Last year’s $4.8bn Yahoo Verizon deal was arguably a watershed in data protection history. The transaction was delayed for an entire financial quarter solely because of the discovery of two huge historical hacks against Yahoo, perhaps the first time that such a deal hinged on the outcome of a data protection problem. As another warning, as I write the fall out from the breaking Facebook / Cambridge Analytica ‘breach’ has wiped billions from the former’s value.
Yet the real world effects of data leaks do not extend merely to financial losses for speculators. 2017 was also the year when the NHS cancelled operations and diverted ambulances solely as a result of a ransomware attack and, highlighting that law firms are no exception, last June staff in DLA Piper’s offices across the world were told to turn off their computers after their systems were targeted in a ransomware attack.
As information intermediaries and keepers of highly sensitive secrets, lawyers deal in data. Information is one of our core products so we represent low-hanging fruit for the regulators and for lurking cybercriminals. The Information Commissioner’s Office (ICO) last year issued a record fine of £400,000 against a claims management company which had, without consent, cold-called people in respect of road traffic accident claims and PPI compensation while, as far back as 2014, they investigated 173 UK law firms for a variety of incidents relating to potential breaches of the Data Protection Act 1998. All this was under the current data protection regime. The ICO has asked for a 40% increase in staffing to enforce the GDPR, evidence of a possible surge in active enforcement of data protection rights.

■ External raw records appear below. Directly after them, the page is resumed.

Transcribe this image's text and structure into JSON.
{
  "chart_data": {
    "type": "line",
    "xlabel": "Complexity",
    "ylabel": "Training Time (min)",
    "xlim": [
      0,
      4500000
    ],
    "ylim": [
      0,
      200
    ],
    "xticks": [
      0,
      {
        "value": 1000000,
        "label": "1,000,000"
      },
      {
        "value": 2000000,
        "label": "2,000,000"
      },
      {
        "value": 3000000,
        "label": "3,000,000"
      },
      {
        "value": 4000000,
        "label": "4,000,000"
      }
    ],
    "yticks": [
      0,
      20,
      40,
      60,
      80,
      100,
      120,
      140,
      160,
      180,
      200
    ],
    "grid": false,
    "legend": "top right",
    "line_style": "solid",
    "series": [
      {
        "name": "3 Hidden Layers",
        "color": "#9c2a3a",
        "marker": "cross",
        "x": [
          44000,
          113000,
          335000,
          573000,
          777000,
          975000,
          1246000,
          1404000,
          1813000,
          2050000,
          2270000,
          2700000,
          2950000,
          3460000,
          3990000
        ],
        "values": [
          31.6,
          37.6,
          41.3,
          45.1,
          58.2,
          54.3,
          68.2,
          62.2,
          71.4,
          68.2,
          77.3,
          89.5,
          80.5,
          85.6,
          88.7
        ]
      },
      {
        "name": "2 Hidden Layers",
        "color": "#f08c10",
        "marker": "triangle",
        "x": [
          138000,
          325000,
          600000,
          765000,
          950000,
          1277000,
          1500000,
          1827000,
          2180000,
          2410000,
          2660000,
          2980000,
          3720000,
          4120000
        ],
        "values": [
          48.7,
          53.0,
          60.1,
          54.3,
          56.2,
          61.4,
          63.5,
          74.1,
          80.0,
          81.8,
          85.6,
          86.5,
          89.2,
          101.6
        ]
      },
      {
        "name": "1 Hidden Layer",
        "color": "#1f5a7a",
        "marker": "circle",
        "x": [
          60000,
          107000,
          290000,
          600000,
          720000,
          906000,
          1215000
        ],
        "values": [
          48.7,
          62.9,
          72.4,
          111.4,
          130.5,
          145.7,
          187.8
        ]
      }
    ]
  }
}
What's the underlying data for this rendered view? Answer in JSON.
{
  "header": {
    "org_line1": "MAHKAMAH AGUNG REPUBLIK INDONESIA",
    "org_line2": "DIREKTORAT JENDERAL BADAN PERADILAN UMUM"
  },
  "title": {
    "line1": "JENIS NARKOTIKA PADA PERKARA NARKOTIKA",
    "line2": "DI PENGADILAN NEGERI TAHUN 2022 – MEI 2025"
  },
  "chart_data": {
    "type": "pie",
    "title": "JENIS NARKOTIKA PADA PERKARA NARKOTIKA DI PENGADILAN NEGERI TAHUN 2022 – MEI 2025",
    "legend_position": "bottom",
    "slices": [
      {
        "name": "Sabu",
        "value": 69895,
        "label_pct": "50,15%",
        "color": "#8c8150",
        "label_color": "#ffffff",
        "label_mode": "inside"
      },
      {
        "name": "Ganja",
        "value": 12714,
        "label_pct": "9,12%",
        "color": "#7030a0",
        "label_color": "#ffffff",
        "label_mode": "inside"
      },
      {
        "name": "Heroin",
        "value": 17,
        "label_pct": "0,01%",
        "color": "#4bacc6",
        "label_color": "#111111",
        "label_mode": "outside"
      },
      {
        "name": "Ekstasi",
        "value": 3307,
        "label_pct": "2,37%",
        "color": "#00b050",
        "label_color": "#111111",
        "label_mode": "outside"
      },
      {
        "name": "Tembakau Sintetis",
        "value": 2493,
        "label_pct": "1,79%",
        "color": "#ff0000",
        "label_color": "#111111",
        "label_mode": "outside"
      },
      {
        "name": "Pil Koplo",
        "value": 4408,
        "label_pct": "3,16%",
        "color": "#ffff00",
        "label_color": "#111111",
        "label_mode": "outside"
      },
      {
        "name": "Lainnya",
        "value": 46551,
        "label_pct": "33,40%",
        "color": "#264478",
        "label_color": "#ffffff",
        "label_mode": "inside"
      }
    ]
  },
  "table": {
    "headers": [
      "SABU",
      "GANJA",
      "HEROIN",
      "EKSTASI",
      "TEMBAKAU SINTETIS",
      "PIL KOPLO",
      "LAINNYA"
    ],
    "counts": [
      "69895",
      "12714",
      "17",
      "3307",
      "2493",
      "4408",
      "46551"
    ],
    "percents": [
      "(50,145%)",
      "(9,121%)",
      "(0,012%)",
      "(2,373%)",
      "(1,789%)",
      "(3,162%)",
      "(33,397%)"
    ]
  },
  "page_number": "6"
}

The preliminary steps to prepare for the GDPR remain logical and relatively easy to action. Updating a law firm’s terms of business, upgrading software, making sure the notices which we now have to give to private individuals as to the ‘processing’ which may occur are in place. We (and our peers in other professional sectors) may be forced to ignore an instinct to collect and horde information, which has in the past informed good performance and the selling of legal services, in favour of one where we simply destroy data when it is no longer required for our legitimate purpose.
How far such a behavioural sea-change will impact on business performance may be determined by whether the firm and its individuals embrace the new culture. If individual lawyers embrace the underlying philosophy of the GDPR, including data minimisation, accountability and that there should always be an underlying reason for processing and holding data concerning an individual, then firms may find it easier to prepare for the inevitable news of GDPR data breaches and fines.
Perhaps the most at-risk law firms are those which do not have sophisticated document and information management systems, such as those which are ISO 27001-compliant, which more easily enable analysis of meta-information on time records or the identity of the individuals who accessed the data. Without being able to understand precisely what information is held and how it is manipulated or ‘processed’, it will be almost impossible to know whether the organisation is operating within the GDPR.
International firms face added complications with need to comply simultaneously with various jurisdictions’ differing data protection frameworks: last year, China introduced a law, mirroring its Russian counterpart, which requires personal data of its citizens to be stored on servers located within the country. It is therefore not simply the Privacy Shield in respect of US and EU exchanges of data which needs to be navigated by international law firms: the global framework is heavily fragmented when it comes to the protection of private data. Some compliance professionals now admit full compliance will be impossible: the real question is what degree of compliance the particular firm decides is required.
There is also the rise of home working among lawyers. The personal/home environment provides myriad opportunities for data breaches. The home may come to be vetted heavily by compliance, prior to a home-working request being approved or renewed. On one interpretation of the rules of the GDPR, a home in which documents and electronic files are kept and then forgotten is an example of a personal data breach, and therefore the GDPR obliges the law firm itself to notify the ICO of such a breach. I am fortunate enough to be training in a firm which has data protection specialists in-house who are, as I write, finalising new policies and processes for the firm to enable it to comply with the new rules. Others may not be so fortunate.
Clearly, a wait and see approach to the future is not appropriate behaviour for a modern law firm. Whilst it is not clear the extent to which the Solicitors Regulation Authority (SRA) and the ICO will collaborate and share information concerning the overlap between breaches of the GDPR and the SRA Code of Conduct, it would be very surprising indeed if a law firm which had breached principles of client confidentiality then went on to fail to be held accountable under the GDPR and vice versa.
That cyber criminals target in increasingly sophisticated ways the email accounts and intranets of UK law firms is perfectly clear to anyone who works in one. I have seen countless examples of fraudulent emails and malware. Increasingly, firms will train staff to recognise and respond to these threats but the possibility of another landmark organised hack of a commercial law firm remains very real. The consequent disruption and commercial consequences, allied with the enormous fines which the GDPR empowers authorities to levy for the data breaches such hacks entail, should frighten law firms into deep and pervasive reform.